Here I am using $\mathbb E^n$ to denote Euclidean $n$-space, i.e. $\mathbb R^n$ equipped with the standard metric, and $\text{Isom}(\mathbb E^n)$ is its group of isometries.
Let me denote the composed homomorphism $$f : G \to G/N \to \text{Isom}(\mathbb E^n) $$ Its image is a discrete group, and it follows that an element of $f(G)$ has finite order if and only if it fixes a point.
The key facts regarding order of elements are as follows:
- For each $g \in G$, the translation length $L_g$ of the isometry $f(g) : \mathbb E^n \to \mathbb E^n$ is a conjugacy invariant of $g$.

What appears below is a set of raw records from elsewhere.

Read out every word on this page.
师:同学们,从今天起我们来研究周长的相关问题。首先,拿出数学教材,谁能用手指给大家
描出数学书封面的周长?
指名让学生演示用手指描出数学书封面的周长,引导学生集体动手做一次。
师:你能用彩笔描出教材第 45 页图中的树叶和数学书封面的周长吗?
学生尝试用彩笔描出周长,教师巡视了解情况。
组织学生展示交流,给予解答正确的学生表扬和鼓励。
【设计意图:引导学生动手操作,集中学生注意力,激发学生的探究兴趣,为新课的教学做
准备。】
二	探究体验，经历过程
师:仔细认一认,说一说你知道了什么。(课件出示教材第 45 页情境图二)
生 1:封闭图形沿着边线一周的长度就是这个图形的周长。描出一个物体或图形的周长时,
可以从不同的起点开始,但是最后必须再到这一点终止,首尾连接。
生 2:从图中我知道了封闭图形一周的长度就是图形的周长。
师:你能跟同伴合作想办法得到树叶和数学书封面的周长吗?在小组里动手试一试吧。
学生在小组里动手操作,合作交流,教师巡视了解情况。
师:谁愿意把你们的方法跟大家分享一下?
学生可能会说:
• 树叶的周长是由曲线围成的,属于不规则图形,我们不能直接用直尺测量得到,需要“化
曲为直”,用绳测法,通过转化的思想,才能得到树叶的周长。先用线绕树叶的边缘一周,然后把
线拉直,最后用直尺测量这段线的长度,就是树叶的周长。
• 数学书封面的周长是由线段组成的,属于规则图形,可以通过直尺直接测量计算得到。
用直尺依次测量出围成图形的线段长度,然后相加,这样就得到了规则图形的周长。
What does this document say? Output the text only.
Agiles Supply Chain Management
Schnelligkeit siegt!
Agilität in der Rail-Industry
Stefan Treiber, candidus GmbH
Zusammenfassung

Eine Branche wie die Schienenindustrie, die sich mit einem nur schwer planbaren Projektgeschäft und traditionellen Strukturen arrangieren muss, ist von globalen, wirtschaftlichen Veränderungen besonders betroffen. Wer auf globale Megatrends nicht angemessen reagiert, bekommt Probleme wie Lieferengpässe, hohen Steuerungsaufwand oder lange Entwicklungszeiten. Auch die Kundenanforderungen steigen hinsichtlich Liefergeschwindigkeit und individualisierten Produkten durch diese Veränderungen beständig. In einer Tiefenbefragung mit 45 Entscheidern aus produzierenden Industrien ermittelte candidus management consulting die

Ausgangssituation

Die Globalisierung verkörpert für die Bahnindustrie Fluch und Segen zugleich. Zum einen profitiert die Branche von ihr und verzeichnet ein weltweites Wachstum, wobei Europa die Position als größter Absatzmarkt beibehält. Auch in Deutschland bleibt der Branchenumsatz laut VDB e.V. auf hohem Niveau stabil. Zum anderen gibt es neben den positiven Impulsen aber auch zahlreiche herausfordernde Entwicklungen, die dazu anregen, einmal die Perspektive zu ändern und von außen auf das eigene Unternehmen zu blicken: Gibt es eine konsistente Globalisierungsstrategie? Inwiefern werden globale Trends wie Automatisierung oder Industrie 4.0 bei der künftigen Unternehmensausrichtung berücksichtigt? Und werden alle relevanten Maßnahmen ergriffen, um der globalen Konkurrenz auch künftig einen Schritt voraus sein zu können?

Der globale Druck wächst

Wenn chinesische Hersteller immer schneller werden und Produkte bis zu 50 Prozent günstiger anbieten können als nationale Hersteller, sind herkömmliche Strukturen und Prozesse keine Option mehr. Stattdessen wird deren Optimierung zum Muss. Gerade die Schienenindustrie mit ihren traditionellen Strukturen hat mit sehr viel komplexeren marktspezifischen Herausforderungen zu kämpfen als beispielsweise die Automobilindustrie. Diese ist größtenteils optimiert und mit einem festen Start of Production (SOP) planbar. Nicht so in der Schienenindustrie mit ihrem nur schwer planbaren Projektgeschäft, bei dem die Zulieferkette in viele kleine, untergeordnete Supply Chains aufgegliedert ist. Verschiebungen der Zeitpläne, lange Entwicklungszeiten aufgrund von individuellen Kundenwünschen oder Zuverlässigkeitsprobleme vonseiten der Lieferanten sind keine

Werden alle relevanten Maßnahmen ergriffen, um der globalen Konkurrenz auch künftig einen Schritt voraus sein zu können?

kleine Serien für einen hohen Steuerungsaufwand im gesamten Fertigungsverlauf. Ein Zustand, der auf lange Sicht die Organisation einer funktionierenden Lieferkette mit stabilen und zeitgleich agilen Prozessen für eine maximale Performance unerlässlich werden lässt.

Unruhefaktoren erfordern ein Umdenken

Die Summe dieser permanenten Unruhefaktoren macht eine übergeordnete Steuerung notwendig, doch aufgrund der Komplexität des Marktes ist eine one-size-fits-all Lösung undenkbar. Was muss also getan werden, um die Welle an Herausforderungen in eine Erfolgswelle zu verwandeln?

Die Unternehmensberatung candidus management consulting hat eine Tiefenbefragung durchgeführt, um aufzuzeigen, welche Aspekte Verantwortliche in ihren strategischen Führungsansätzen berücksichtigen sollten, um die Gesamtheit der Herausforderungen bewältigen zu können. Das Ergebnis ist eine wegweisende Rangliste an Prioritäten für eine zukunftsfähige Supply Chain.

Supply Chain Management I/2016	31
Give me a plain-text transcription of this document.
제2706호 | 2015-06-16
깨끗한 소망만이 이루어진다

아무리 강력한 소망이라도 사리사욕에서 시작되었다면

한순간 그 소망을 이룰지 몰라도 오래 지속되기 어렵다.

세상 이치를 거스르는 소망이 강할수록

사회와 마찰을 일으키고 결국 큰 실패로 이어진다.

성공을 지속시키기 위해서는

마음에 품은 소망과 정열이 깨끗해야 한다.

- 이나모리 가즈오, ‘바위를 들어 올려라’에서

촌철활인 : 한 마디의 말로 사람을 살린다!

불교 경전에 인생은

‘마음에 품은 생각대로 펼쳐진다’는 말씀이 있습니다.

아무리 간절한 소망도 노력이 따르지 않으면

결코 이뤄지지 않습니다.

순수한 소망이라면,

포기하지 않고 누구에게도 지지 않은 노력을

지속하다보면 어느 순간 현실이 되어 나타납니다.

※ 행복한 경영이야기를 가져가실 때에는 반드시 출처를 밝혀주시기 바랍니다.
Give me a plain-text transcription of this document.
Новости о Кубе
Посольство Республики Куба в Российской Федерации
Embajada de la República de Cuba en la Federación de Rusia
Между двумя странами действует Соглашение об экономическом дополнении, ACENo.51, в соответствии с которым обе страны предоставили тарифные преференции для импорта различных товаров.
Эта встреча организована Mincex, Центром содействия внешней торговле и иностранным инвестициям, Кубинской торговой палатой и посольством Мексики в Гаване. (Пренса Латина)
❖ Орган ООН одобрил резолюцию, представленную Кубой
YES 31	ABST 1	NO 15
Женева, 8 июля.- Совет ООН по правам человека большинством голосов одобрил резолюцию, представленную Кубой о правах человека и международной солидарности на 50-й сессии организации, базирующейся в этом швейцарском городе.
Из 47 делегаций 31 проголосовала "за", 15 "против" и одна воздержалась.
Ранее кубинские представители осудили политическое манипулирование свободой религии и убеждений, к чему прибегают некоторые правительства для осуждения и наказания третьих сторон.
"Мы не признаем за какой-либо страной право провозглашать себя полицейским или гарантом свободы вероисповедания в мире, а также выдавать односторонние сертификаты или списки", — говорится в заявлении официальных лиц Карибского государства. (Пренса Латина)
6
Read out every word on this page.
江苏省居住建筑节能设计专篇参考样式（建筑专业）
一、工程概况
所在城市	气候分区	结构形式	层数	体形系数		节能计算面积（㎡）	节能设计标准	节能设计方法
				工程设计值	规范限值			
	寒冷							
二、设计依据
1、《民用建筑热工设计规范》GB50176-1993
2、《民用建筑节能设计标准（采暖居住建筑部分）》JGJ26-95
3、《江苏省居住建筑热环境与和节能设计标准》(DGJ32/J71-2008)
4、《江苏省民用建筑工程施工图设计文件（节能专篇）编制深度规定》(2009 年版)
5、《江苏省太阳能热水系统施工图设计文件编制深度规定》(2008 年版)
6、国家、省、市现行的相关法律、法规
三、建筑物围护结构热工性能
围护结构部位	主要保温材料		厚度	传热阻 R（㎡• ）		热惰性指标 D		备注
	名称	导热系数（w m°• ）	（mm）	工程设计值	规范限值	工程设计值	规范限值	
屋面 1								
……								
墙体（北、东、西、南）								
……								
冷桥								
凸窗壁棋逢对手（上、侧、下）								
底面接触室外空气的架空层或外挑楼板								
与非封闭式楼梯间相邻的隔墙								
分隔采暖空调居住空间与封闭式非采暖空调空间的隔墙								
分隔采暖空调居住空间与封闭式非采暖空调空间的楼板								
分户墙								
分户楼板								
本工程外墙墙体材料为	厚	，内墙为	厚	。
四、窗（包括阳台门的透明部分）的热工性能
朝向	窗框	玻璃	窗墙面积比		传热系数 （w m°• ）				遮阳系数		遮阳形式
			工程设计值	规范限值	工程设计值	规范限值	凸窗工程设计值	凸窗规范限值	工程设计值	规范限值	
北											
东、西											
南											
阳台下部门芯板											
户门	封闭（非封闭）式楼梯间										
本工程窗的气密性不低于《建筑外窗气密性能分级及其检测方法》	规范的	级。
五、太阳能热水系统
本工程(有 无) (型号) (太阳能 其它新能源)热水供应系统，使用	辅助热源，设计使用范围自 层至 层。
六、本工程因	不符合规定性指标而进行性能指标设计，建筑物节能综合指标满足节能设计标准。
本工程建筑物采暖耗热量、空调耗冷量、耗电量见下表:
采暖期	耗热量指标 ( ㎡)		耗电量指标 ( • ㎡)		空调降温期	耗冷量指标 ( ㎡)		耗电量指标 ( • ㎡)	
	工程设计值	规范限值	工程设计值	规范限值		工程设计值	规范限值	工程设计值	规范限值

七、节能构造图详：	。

- $L_g = 0$ $\iff$ $f(g)$ has finite order in $\text{Isom}(\mathbb E^n)$ $\iff$ $g$ has finite order in $G$.
So if $g$ has infinite order then it is a translation with translation length $L_g > 0$, and it follows that $g^n$ is a translation with translation length $n \cdot L_g \ne L_g$. Since translation length is a conjugacy invariant, $g$ and $g^n$ are not conjugate.
I suspect there is also a geometric solution to the virtually nilpotent case, as an alternative to the answer of @DerekHolt. In outline, $G$ still has a unique maximal normal subgroup $N$, and $G/N$ embeds as a lattice in a nilpotent Lie group $\Gamma$, and I believe that one can then proceed using the geometry of the left invariant metric on $\Gamma$.
All finite groups are virtually nilpotent, so consider the quaternion group $Q_8$. Then
$j i j^{-1} = j i (-j) = - i j (-j) = -i = i^{3}$.
So an element is conjugate to its cube, so the answer to your first question is "Yes".